Не знаю, сколько ещё времени Удодов продержал меня в своем кабинете, отчитывая и поучая, если бы не очередная, за раскрытым окном, перебранка между медсестрой Аллочкой и кондитершей Викторией.
Аллочка отбивалась высоким, полуплачущим голоском:
— Да нужен он мне! Медом, что ли, намазанный! Один он на всю Москву, что ли!
— Не ври! — певуче требовала красавица-кондитерша. — Не видела я, что ли, как ты к нему в гараж бегала! Не видела?
Меня опять удивило такое откровенное, прилюдное соперничество. Но, с другой стороны, женская ревность, как известно, не знает пределов. Родная сестра моей матери, о чем в семье говорилось не раз, била стекла в квартире разлучницы. Набрала кусков асфальта и пуляла по окнам на втором этаже. Все до одного осыпала. А подруга матери из её педагогического прошлого, историчка Ираида, подловила соперницу в туалете и, став на стульчак в соседней кабинке, облила её разведенным шампунем. А… Да сколько таких случаев, когда женское сердце вскипает от ревности и гнева… До убийства доходит! Вон же в газете рассказали про директрису магазина, как она в подсобке задавила соперницу мешком с мукой…
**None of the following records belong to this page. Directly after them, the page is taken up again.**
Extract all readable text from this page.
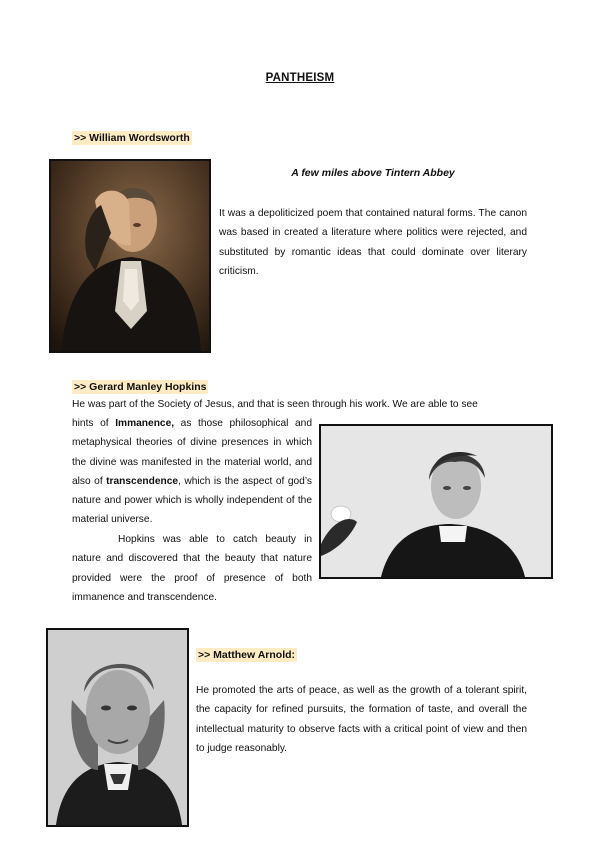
PANTHEISM
>> William Wordsworth
A few miles above Tintern Abbey
It was a depoliticized poem that contained natural forms. The canon was based in created a literature where politics were rejected, and substituted by romantic ideas that could dominate over literary criticism.
>> Gerard Manley Hopkins
He was part of the Society of Jesus, and that is seen through his work. We are able to see
hints of Immanence, as those philosophical and metaphysical theories of divine presences in which the divine was manifested in the material world, and also of transcendence, which is the aspect of god’s nature and power which is wholly independent of the material universe.
Hopkins was able to catch beauty in nature and discovered that the beauty that nature provided were the proof of presence of both immanence and transcendence.
>> Matthew Arnold:
He promoted the arts of peace, as well as the growth of a tolerant spirit, the capacity for refined pursuits, the formation of taste, and overall the intellectual maturity to observe facts with a critical point of view and then to judge reasonably.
Короче, не придала я и на этот раз особого значения этой несимпатичной сцене. Тем более, что директор высунулся в окно и сердито крикнул:
— Замолчали! Разошлись по рабочим местам!
И мне:
— Иди и ты! Работай! Зачем только я набрал столько сволочных баб! Жалость проклятая!
Мне же хотелось догадаться, кто выдал мое «воровство» директору… Сестра-хозяйка тетя Аня? Секретарша? Сами замазаны. Медсестра Аллочка? Но ей и вовсе, вроде, ни к чему меня «топить»… Или испугалась, что я знаю, что «колется», что ненароком, или как, выдам ее?
Протирала пыль, чистила ванны-унитазы, пылесосила и все думала, думала и ни до чего не додумалась.
А зачем меня позвал к себе в квартиренку Парамонов? Я же у него уже убирала… Нашел предлог:
— Наташенька, я набезобразничал, бутылку в ванной разбил… осколки… с шампунем… Не сочти за труд… Пошла, убрала. Но когда взялась за ручку двери, позвал:
— Сядь, передохни.
Села. Он как бы кулем плюхнулся напротив в пиджаке с орденскими планками. Подвинул ко мне стакан в мельхиоровом подстаканнике с крепко заваренным чаем, а следом — распечатанную, но непочатую шоколадную плитку «Вдохновение». Он всегда надевал этот полупарадный пиджак из синего, стародавнего коверкота, когда ходил в ближний к Дому универсам, а ещё на встречи с однополчанами, в Александровский сад. Все удивлялись его прыти — тучный, а не унимается, марширует, куда хочет.
— Попей, попей чайку! Какая проворная! Шустрая! Молодец! «Без труда не вынешь и рыбки из пруда». Ешь, ешь шоколад — он силы дает… Думаю — если бы тебя одеть, как артистку, — никто бы не поверил, что ты уборщица…
Я поперхнулась. Мне почудилось — старик как-то особо глянул прямо мне в глаза своими маленькими, остренькими.
— Правда-а? — спросила с идиотской улыбкой.
— Когда-то я гримером работал, — был ответ. — В молодости. Другой раз чуток подкрасишь актрису, паричок ей нацепишь — родная мать не узнает..
Мое сердце забыло биться.
А старик не умолкал, не спуская с меня тусклых, словно бы разжиженных, но упористых глаз:
— Одна актерка, помню, мужа своего захотела в измене уличить, попросила меня, чтоб загримировал. Пошел навстречу. Из блондинки брюнетку сделал, ну цыганка и цыганка. — Старик рассмеялся, его жидкий живот всколыхнулся.
— И что?
— Все как по маслу. Застукала муженька с посторонней дамочкой, устроила сцену, как полагается. Только хорошего все равно ничего не вышло. Она попала под машину.
— Как… под машину?
— А так… Всего в этой жизни не предусмотришь, — произнес назидательно. — Она, видно, хороший дебош устроила, как говорится, с музыкой. При всех позорила мужа. Дело было в театре, народищу кругом… А кончилось… Видно, очень довольная, выскочила на улицу, ничего не видела, а тут машина…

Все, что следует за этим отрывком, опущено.